Ступив на хрустальную лестницу, он поднял взгляд. Стоя на вершине лестницы, свита напряженно всматривалась в его лицо. С самого начала Прободения, когда он утратил свою материальную оболочку и превратился в дух, в сгусток мрака, в ходячее ничто — все они интриговали и чаще всего против него, иные сколачивали группировки, поддерживая его соперников, другие занимались вопросами личного благополучия, выискивая себе створных и наряжались в новые, у многих не по мерке сидящие тела. На какое-то время он был сброшен со счетов. Его попросту заживо похоронили.
Он взглянул на небеса. Высоко внизу, под ногами и в то же время над головой (у любого, не в совершенстве владеющего правилами ирреальной топологии, эта картина вызвала бы ужас) под и над ним проплывал унылый городишко, где прошли детство и юность его двойника. Глупый мальчишка! Как же мало он смыслил в прошлой своей жизни. Он боролся с нечистью своего мира, а ее следовало покорять подачками и притворным смирением. Он старался быть чистым в то время, когда требовалось быть грязнее всех, он был правдив, когда именно ложь должна была стать главным оружием его возвышения. Нет, больше он подобных ошибок не допустит.
Воистину, не его, далеко не его одного изобразил Боб на воротах и стенах проклятого кабака. Гляньте, да ведь тут перед ним как на ладони весь город: торговцы и пьянчуги, горлопаны и бабники, завистники и скареды, взяточники и их верная охрана. Правда, выглядят они здесь более роскошными, да это и понятно: ведь сегодня их праздник.
Расфранченный тип в оливковом камзоле и белых кюлотах с прорезями, как две капли воды похожий на Бузыкина, подал знак. Запели горны, развернулись и заколыхались знамена. Придворные выстроились по обе стороны лестницы по ранжиру: одна партия против другой, «синие» против «алых». «Синие», партия высшей аристократии, были консерваторами и выступали за сохранение стабильности Альянса Миров. «Алые» были радикалами и требовали укреплять не окраинные измерения, а центр предлагал оставить периферийные территории развиваться по собственному усмотрению. Спор между двумя партиями шел уже не первую тысячу лет, и стало уже давно доброй традицией назначать Главного Советника и премьер-министра из представителей разных партий, чтобы сохранить известный паритет в общественном устройстве.

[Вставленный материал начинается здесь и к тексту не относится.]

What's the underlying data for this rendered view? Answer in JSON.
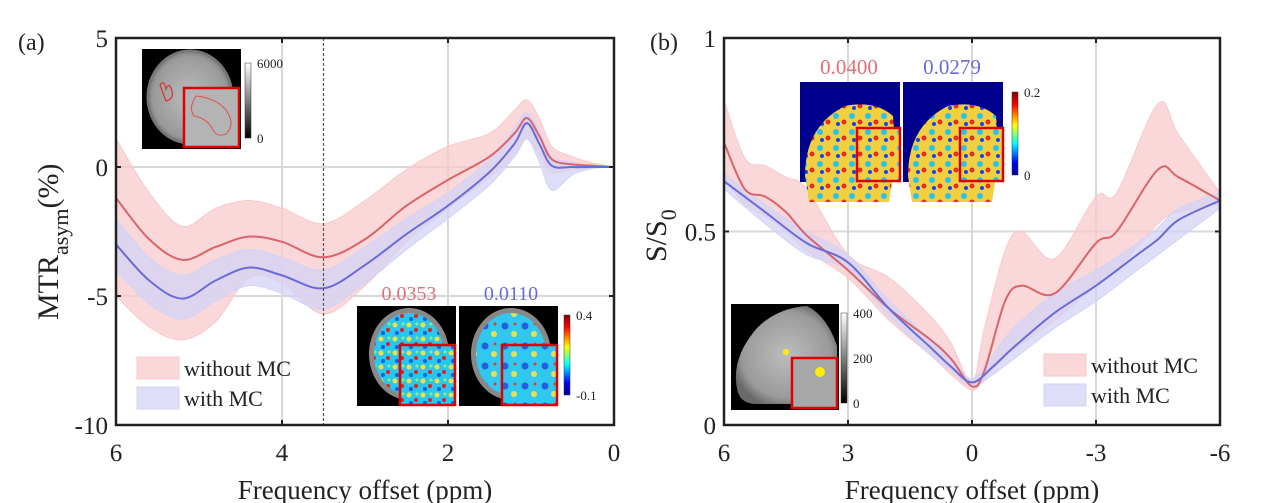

— Асмодей (это имя неожиданно всплыло в памяти и оказалось точным), тебе не трудно было примерять на себя новое тело? — осведомился Черный принц. Церемониймейстер заулыбался и, отвесив нижайший поклон, сказал:
— Мне практически не пришлось прилагать усилий, чтобы его переубедить. Ведь он был представителем аппарата, а аппарату все равно, на кого вертятся его шестеренки, лишь бы смазывались погуще.
— Я полагал, что ты завладел его телом, Асмодей, а на деле он завладел твоим духом… — подивился Черный принц. — А это кто еще? Что за урод? — спросил он, указав на уродливое, кривоногое существо с крошечной, будто сплющенной головой. Существо было наряжено в воинский парадный расшитый золотом пурпурный сюртук.
— Вы не узнаете своего царственного брата? — лукаво улыбнулся Асмодей. — Да, в этом, новом мире все мы выглядим несколько непривычно, но все же мы — это мы, и это необходимо отчетливо сознавать… — и он отошел, поскольку Зилант приблизился, и Первый Советник не хотел мешать беседе двух венценосных братьев.
Подойдя к Черному, некогда юный красавец Зилант поцеловал его пальцы.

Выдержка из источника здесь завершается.